I love telling our love story. I love the way I can look back and see God's hand all over it.
Before I begin, though, I must start out by saying we are not perfect people. We are both very stubborn individuals who most of the time think we are right. Our core values are the same, we both love the same God, we both believe the same politically and we love our family. I tend to run my mouth while he thinks about what he wants to say before he says it. I tend to yell, this makes him crazy. We both love Mexican food, but I can't get him to eat Asian food to save my life (even on my birthday.) My healthy ways drive him nuts and I wish he would quit dipping snuff. See, no perfection here.
But lets back up about 16 years when we were both under the illusion that the other had descended from heaven on the wings of a snow white dove...ahhh. Those were the good old days. You remember them right? Those first few glances at each other in hopes that the person sitting across from you felt the same. And knowing beyond all certainty that you had found your one true love who would make all your dreams come true.

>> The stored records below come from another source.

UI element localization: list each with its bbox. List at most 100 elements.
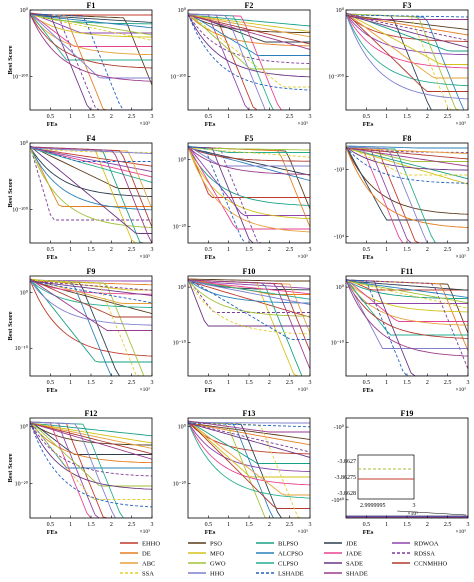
series-line-abc (346, 147, 468, 155)
series-line-sade (30, 421, 152, 490)
y-tick-label: 10⁰ (178, 424, 187, 431)
series-line-lshade (30, 280, 152, 304)
x-axis-label: FEs (363, 254, 374, 261)
series-line-alcpso (188, 147, 310, 182)
y-tick-label: 10⁰ (20, 290, 29, 297)
x-tick-label: 1.5 (403, 247, 411, 253)
series-line-gwo (188, 279, 310, 317)
series-line-shade (30, 422, 152, 460)
series-line-shade (30, 278, 152, 331)
x-tick-label: 1.5 (87, 114, 95, 120)
x-tick-label: 1 (69, 522, 72, 528)
x-axis-label: FEs (205, 529, 216, 536)
series-line-gwo (188, 12, 310, 70)
x-tick-label: 1 (385, 380, 388, 386)
series-line-ccnmhho (346, 279, 468, 339)
series-line-shade (188, 420, 310, 433)
series-line-lshade (30, 421, 152, 508)
panel-f3: F3 0.5 1 1.5 2 2.5 3×10⁵ FEs 10⁰ 10⁻²⁰⁰ (328, 1, 469, 128)
legend-label-jade: JADE (346, 551, 362, 558)
inset-y-tick-label: -3.8628 (338, 491, 357, 497)
series-line-rdwoa (188, 421, 310, 473)
series-line-de (188, 13, 310, 47)
axes-box (345, 275, 469, 377)
x-multiplier: ×10⁵ (455, 254, 466, 260)
series-line-hho (30, 421, 152, 518)
x-multiplier: ×10⁵ (139, 121, 150, 127)
y-tick-label: 10⁰ (178, 7, 187, 14)
panel-title: F12 (85, 409, 98, 418)
x-tick-label: 1 (227, 114, 230, 120)
legend-label-ccnmhho: CCNMHHO (414, 561, 448, 568)
y-tick-label: -10⁴ (334, 234, 344, 240)
x-tick-label: 0.5 (205, 247, 213, 253)
x-tick-label: 1 (385, 522, 388, 528)
y-tick-label: 10⁰ (178, 284, 187, 291)
x-axis-label: FEs (363, 121, 374, 128)
legend-label-jde: JDE (346, 541, 357, 548)
series-group (30, 420, 152, 518)
series-line-lshade (346, 146, 468, 184)
x-tick-label: 0.5 (47, 114, 55, 120)
series-line-rdssa (30, 145, 152, 221)
x-tick-label: 1.5 (245, 114, 253, 120)
x-tick-label: 3 (151, 380, 154, 386)
legend-label-mfo: MFO (210, 551, 224, 558)
x-multiplier: ×10⁵ (455, 529, 466, 535)
series-line-abc (346, 12, 468, 79)
series-line-lshade (346, 14, 468, 18)
series-line-jde (346, 145, 468, 221)
x-tick-label: 2 (268, 114, 271, 120)
legend-label-pso: PSO (210, 541, 222, 548)
series-line-ssa (346, 13, 468, 110)
series-line-abc (346, 279, 468, 326)
y-tick-label: 10⁻¹⁰ (15, 345, 29, 352)
inset-x-tick-label: 3 (413, 503, 416, 509)
y-tick-label: 10⁻²⁰⁰ (328, 74, 344, 81)
series-line-abc (30, 13, 152, 56)
x-tick-label: 2 (268, 380, 271, 386)
series-line-blpso (346, 147, 468, 180)
series-group (188, 12, 310, 110)
series-line-sade (188, 146, 310, 243)
series-line-jde (188, 147, 310, 176)
x-tick-label: 2 (426, 380, 429, 386)
series-line-lshade (346, 279, 468, 376)
series-line-sade (188, 422, 310, 458)
series-line-clpso (188, 280, 310, 300)
legend: EHHO PSO BLPSO JDE RDWOA DE MFO ALCPSO JADE RDSSA… (120, 541, 448, 578)
x-tick-label: 1.5 (245, 380, 253, 386)
series-line-sade (30, 145, 152, 234)
series-line-abc (30, 422, 152, 449)
series-line-alcpso (346, 145, 468, 149)
x-axis-label: FEs (205, 254, 216, 261)
y-tick-label: 10⁻²⁰⁰ (12, 74, 28, 81)
x-tick-label: 3 (151, 522, 154, 528)
series-line-jade (346, 146, 468, 243)
x-tick-label: 2.5 (286, 114, 294, 120)
y-tick-label: 10⁰ (20, 140, 29, 147)
x-tick-label: 1.5 (403, 114, 411, 120)
series-line-shade (188, 146, 310, 175)
series-line-pso (188, 422, 310, 440)
series-line-mfo (188, 14, 310, 32)
series-line-rdssa (188, 422, 310, 453)
series-line-jade (346, 13, 468, 69)
panel-title: F5 (245, 134, 254, 143)
y-tick-label: -10⁰ (334, 424, 345, 431)
series-line-rdssa (188, 13, 310, 65)
x-axis-label: FEs (47, 121, 58, 128)
legend-label-alcpso: ALCPSO (278, 551, 303, 558)
x-tick-label: 3 (151, 114, 154, 120)
x-tick-label: 0.5 (363, 114, 371, 120)
legend-label-abc: ABC (142, 561, 155, 568)
series-line-hho (346, 146, 468, 243)
series-line-clpso (346, 278, 468, 336)
series-line-jde (346, 280, 468, 291)
x-tick-label: 1.5 (245, 247, 253, 253)
x-tick-label: 1 (385, 247, 388, 253)
series-line-ccnmhho (30, 13, 152, 69)
legend-label-clpso: CLPSO (278, 561, 299, 568)
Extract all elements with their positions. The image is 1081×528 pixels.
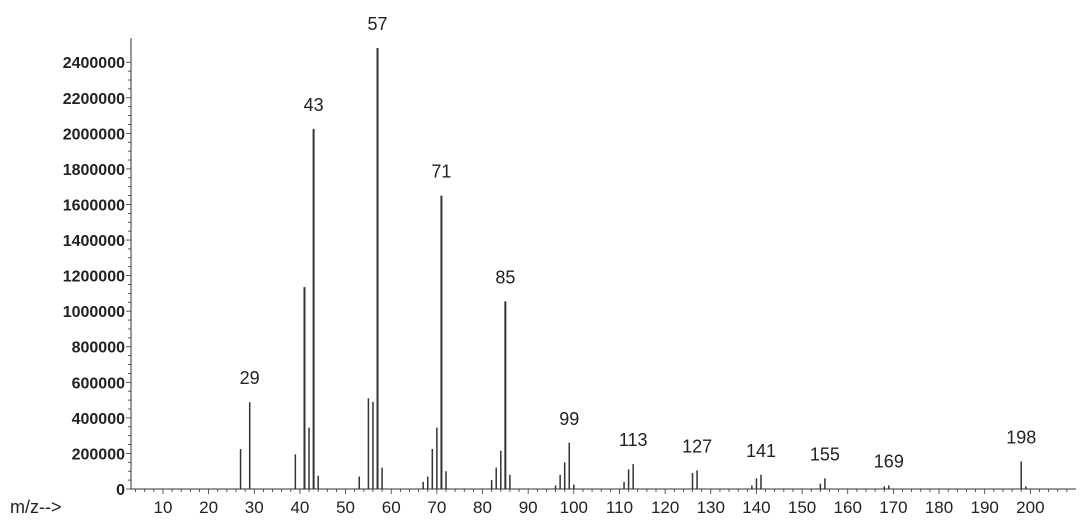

Fast forward 9 months and R's back in the office; this time ready to ask me if I would like to go on a date. I still remember the red GAP sweatshirt I was wearing that day (I still have it btw) and I'm pretty sure my face turned as red as that sweater. I said 'yes' we went out to eat and to a movie. For the life of me I can't remember what movie we saw. I do remember our second date the next night. We went to see Braveheart. I remember going to the bathroom, looking in the mirror and thinking, "I can't do this. I'm not ready for another relationship."
Five months and many phone calls later, R finally told me he was done. If I wanted to talk to him, I could call him. Fine by me, or so I thought. That summer my sister and I moved from a house to an apartment and needed help moving the fridge. Here's what she said to me, " You know you could call R and get him to help us move the fridge. He has called you and wants to be your friend; you never call him back. You just don't treat your friends that way." So I started feeling bad for the way I was treating him and decided to call. I don't know why, but he said he would help us. I fell in love while watching him move a fridge...
I watched every step he took and saw something I had overlooked before. I saw someone who was willing to help me even after I had treated him like pooh. I saw a take charge, organized, "get it done" kind of guy. To this day he is the same person. When he decides to do something, he finds a way to make it happen. On that late summer evening back in 1996 with a refrigerator in between us, I knew he was the one for me.
|This picture was taken a few days after we were engaged|
Today we celebrate our 15th wedding anniversary. We'll be celebrating our big day on the practice field tonight with 17 boys who are trying to grasp the game of football. R on the field, me on the sidelines. This weekend we will go out to eat, I'll probably remind him of those first few days, of his persistence and my resistance and he'll joke about how the last 15 years seem like 150 (he thinks he's funny.)
|Our wedding ~ September 6, 1997|
I truly believe I married the man God put on this earth for me. We're not perfect, we drive each other crazy alot of the time but we have built a life together and I am so thankful for that.